For each *threshold*,
* *testTrend*: either two-tailed, upward or downward (two-tailed is default)
* *logLevel*: Log level for the log message that is logged if a trend is detected. Can be DEBUG, INFO, WARN, ERROR or FATAL. If level is error or fatal, then the module will stop running after logging the first log message. Fatal should never be used actually.
* *outputFlag* Either unreliable or doubtful.
* *logEventCode*: Event code for the log message that is logged if a trend is detected. This event code has to contain a dot, e.g. "TimeSeries.Check", because the log message is only visible to the master controller if the event code contains a dot.
* *logMessage*: Log message that is logged if a trend is detected.

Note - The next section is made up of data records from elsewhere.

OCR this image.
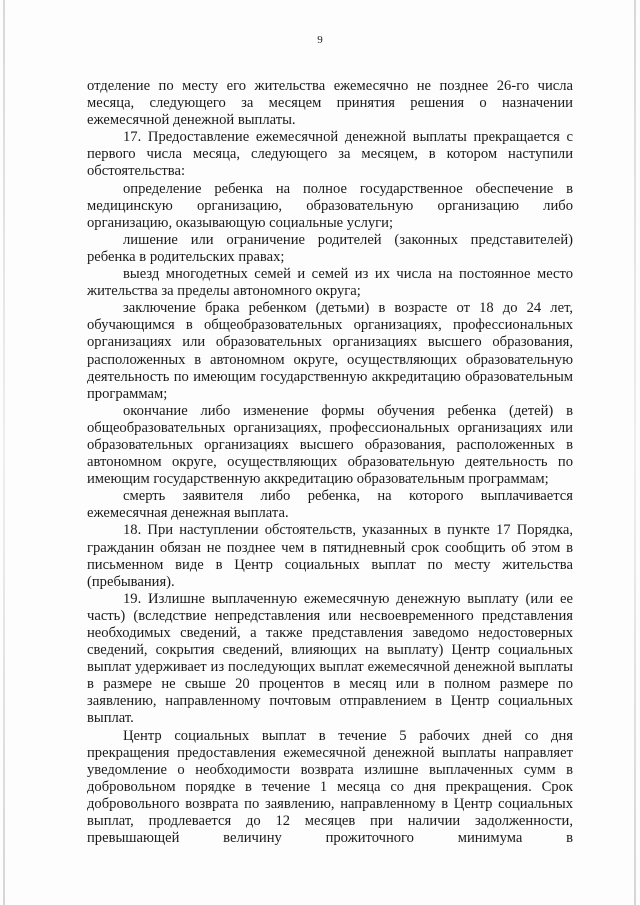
9

отделение по месту его жительства ежемесячно не позднее 26-го числа месяца, следующего за месяцем принятия решения о назначении ежемесячной денежной выплаты.

17. Предоставление ежемесячной денежной выплаты прекращается с первого числа месяца, следующего за месяцем, в котором наступили обстоятельства:

определение ребенка на полное государственное обеспечение в медицинскую организацию, образовательную организацию либо организацию, оказывающую социальные услуги;

лишение или ограничение родителей (законных представителей) ребенка в родительских правах;

выезд многодетных семей и семей из их числа на постоянное место жительства за пределы автономного округа;

заключение брака ребенком (детьми) в возрасте от 18 до 24 лет, обучающимся в общеобразовательных организациях, профессиональных организациях или образовательных организациях высшего образования, расположенных в автономном округе, осуществляющих образовательную деятельность по имеющим государственную аккредитацию образовательным программам;

окончание либо изменение формы обучения ребенка (детей) в общеобразовательных организациях, профессиональных организациях или образовательных организациях высшего образования, расположенных в автономном округе, осуществляющих образовательную деятельность по имеющим государственную аккредитацию образовательным программам;

смерть заявителя либо ребенка, на которого выплачивается ежемесячная денежная выплата.

18. При наступлении обстоятельств, указанных в пункте 17 Порядка, гражданин обязан не позднее чем в пятидневный срок сообщить об этом в письменном виде в Центр социальных выплат по месту жительства (пребывания).

19. Излишне выплаченную ежемесячную денежную выплату (или ее часть) (вследствие непредставления или несвоевременного представления необходимых сведений, а также представления заведомо недостоверных сведений, сокрытия сведений, влияющих на выплату) Центр социальных выплат удерживает из последующих выплат ежемесячной денежной выплаты в размере не свыше 20 процентов в месяц или в полном размере по заявлению, направленному почтовым отправлением в Центр социальных выплат.

Центр социальных выплат в течение 5 рабочих дней со дня прекращения предоставления ежемесячной денежной выплаты направляет уведомление о необходимости возврата излишне выплаченных сумм в добровольном порядке в течение 1 месяца со дня прекращения. Срок добровольного возврата по заявлению, направленному в Центр социальных выплат, продлевается до 12 месяцев при наличии задолженности, превышающей величину прожиточного минимума в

A threshold can specifybe specified by either a maximum drift or a confidenceCoefficient
* *confidenceCoefficient*: the confidence coefficient as used in the classical MannKendall check, also known as alpha, which is typically between 0 and 0.5, i.e. 0.05 (one-tailed) and 0.025 (two-tailed) correspond to a confidence level of 95%.
* *maximumDrift*: Instead of using the classical MannKendall test using the inverseCDF, this option will alter the flags and generate the logs when the maximum absolute drift is exceeded.  Drift is the length of the checkRelativePeriod times the slope.


|| Tag || Replacement ||
| %AMOUNT_CHANGED_FLAGS% | The amount of output flags that were changed. |
| %CHECK_ID% | The id of the check that caused the flags to be altered. |
| %HEADER%| Header name of the timeseries where the alterations took place. |
| %LOCATION_ID% | The locationId of the timeseries where the alterations took place. |
| %LOCATION_NAME% | The name of the locations where the alterations took place. |
| %NONE% | Hides the default tags that are automatically added. |
| %OUTPUT_FLAG% | The output flag |
| %PARAMETER_ID% | The parameterId of the timeseries where the alterations took place. |
| %PARAMETER_NAME% | The name of the parameter where the alterations took place. |
| %PERIOD% | The period boundaries in which the output flags were changed. |
| %SLOPE% | Sen's slope estimator, which is the median of all slopes of the non missing values. |
| %DRIFT% | Sen's slope estimator times the period for which there are missings. |


h3. Configuration examples for MannKendallCheck

A configuration example for the _MannKendallCheck_ is given below:
{code:xml}<secondaryValidation xmlns="http://www.wldelft.nl/fews" xmlns:xsi="http://www.w3.org/2001/XMLSchema-instance" xsi:schemaLocation="http://www.wldelft.nl/fews http://fews.wldelft.nl/schemas/version1.0/secondaryValidation.xsd">
	<mannKendallCheck id="MannKendallCheck1">
		<variable>
			<timeSeriesSet>
				<moduleInstanceId>MannKendallCheckTest</moduleInstanceId>
				<valueType>scalar</valueType>
				<parameterId>H.meting</parameterId>
				<locationId>Nue_0015_01_01</locationId>
				<timeSeriesType>simulated forecasting</timeSeriesType>
				<timeStep unit="hour" multiplier="1"/>
				<readWriteMode>read only</readWriteMode>
			</timeSeriesSet>
		</variable>
		<checkRelativePeriod unit="day" start="100" end="0"/>
		<threshold>
			<testTrend>two-tailed</testTrend>
			<confidenceCoefficient>0.01</confidenceCoefficient>
			<logLevel>WARN</logLevel>
			<logEventCode>SecondaryValidation.MannKendallCheck</logEventCode>
			<logMessage>trend detected in %HEADER% by %CHECK_ID%.</logMessage>
		</threshold>
	</mannKendallCheck>
</secondaryValidation>{code}

h3. Further reading

The algorithms from the Mann-Kendall check stem from pages 208 onwards [Statistical Methods for Environmental Pollution Monitoring by Richard O. Gilbert (PDF)|FEWSDOC:Mann-KendallCheck^205.pdf].